Tverberg's theorem states that for any $k \ge 2$ and any set $P \subset \mathbb{R}^d$ of at least $(d + 1)(k - 1) + 1$ points in $d$ dimensions, we can partition $P$ into $k$ subsets whose convex hulls have a non-empty intersection. The associated search problem of finding the partition lies in the complexity class $\text{CLS} = \text{PPAD} \cap \text{PLS}$, but no hardness results are known. In the colorful Tverberg theorem, the points in $P$ have colors, and under certain conditions, $P$ can be partitioned into colorful sets, in which each color appears exactly once and whose convex hulls intersect. To date, the complexity of the associated search problem is unresolved. Recently, Adiprasito, Barany, and Mustafa gave a no-dimensional Tverberg theorem, in which the convex hulls may intersect in an approximate fashion. This relaxes the requirement on the cardinality of $P$. The argument is constructive, but does not result in a polynomial-time algorithm. We present a deterministic algorithm that finds for any $n$-point set $P \subset \mathbb{R}^d$ and any $k \in \{2, \dots, n\}$ in $O(nd \lceil{\log k}\rceil)$ time a $k$-partition of $P$ such that there is a ball of radius $O\left((k/\sqrt{n})\mathrm{diam(P)}\right)$ that intersects the convex hull of each set. Given that this problem is not known to be solvable exactly in polynomial time, our result provides a remarkably efficient and simple new notion of approximation. Our main contribution is to generalize Sarkaria's method to reduce the Tverberg problem to the Colorful Caratheodory problem (in the simplified tensor product interpretation of Barany and Onn) and to apply it algorithmically. It turns out that this not only leads to an alternative algorithmic proof of a no-dimensional Tverberg theorem, but it also generalizes to other settings such as the colorful variant of the problem.

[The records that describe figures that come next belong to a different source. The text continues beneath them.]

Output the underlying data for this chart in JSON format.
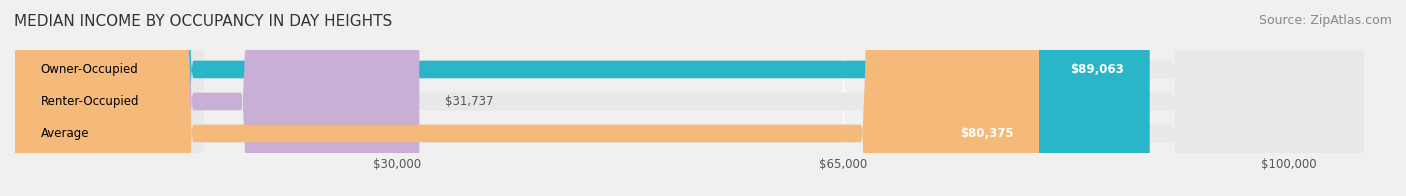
{
  "title": "MEDIAN INCOME BY OCCUPANCY IN DAY HEIGHTS",
  "source": "Source: ZipAtlas.com",
  "categories": [
    "Owner-Occupied",
    "Renter-Occupied",
    "Average"
  ],
  "values": [
    89063,
    31737,
    80375
  ],
  "bar_colors": [
    "#2bb5c8",
    "#c9aed6",
    "#f5b97a"
  ],
  "bar_labels": [
    "$89,063",
    "$31,737",
    "$80,375"
  ],
  "label_inside": [
    true,
    false,
    true
  ],
  "x_ticks": [
    30000,
    65000,
    100000
  ],
  "x_tick_labels": [
    "$30,000",
    "$65,000",
    "$100,000"
  ],
  "xlim": [
    0,
    108000
  ],
  "background_color": "#f0f0f0",
  "bar_bg_color": "#e8e8e8",
  "title_fontsize": 11,
  "source_fontsize": 9
}
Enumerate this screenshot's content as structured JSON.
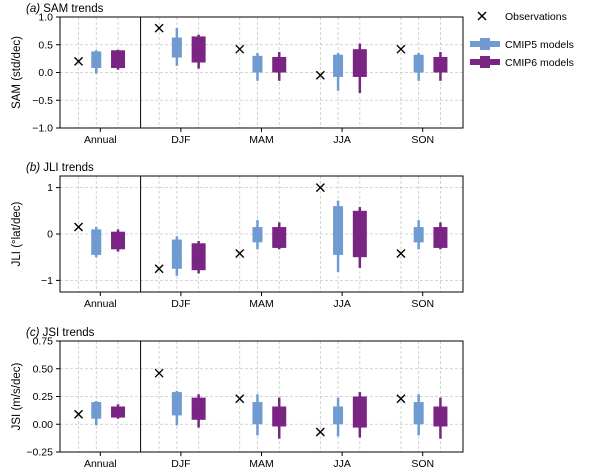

翻译：Tverberg定理指出：对于任意 $k \ge 2$ 及 $d$ 维空间中至少包含 $(d+1)(k-1)+1$ 个点的点集 $P \subset \mathbb{R}^d$，总可将 $P$ 划分为 $k$ 个子集，使得这些子集的凸包存在非空交集。寻找该划分的关联搜索问题属于复杂度类 $\text{CLS} = \text{PPAD} \cap \text{PLS}$，但目前尚未发现其困难性结果。在彩色Tverberg定理中，点集 $P$ 中的点具有颜色，且在特定条件下，$P$ 可被划分为若干彩色集合——每个颜色恰好出现一次，且这些彩色集合的凸包存在交集。截至目前，该关联搜索问题的复杂度尚未解决。近期，Adiprasito、Barany 与 Mustafa 提出了一种无维数Tverberg定理，其中凸包可近似相交。该定理放宽了对 $P$ 基数的要求。其论证是构造性的，但未能给出多项式时间算法。我们提出一个确定性算法：对于任意 $n$ 点集 $P \subset \mathbb{R}^d$ 及任意 $k \in \{2, \dots, n\}$，可在 $O(nd \lceil{\log k}\rceil)$ 时间内找到一个 $k$-划分，使得存在一个半径为 $O\left((k/\sqrt{n})\mathrm{diam(P)}\right)$ 的球，该球与每个子集凸包相交。鉴于该问题目前尚无法在多项式时间内精确求解，我们的结果提供了一种极为高效且简洁的近似新概念。主要贡献在于推广了Sarkaria方法，将Tverberg问题约化为彩色Carathéodory问题（基于Barany与Onn的简化张量积解释），并对其进行算法化实现。事实证明，该方法不仅为无维数Tverberg定理提供了替代性算法证明，还能推广至该问题的彩色变体等其他场景。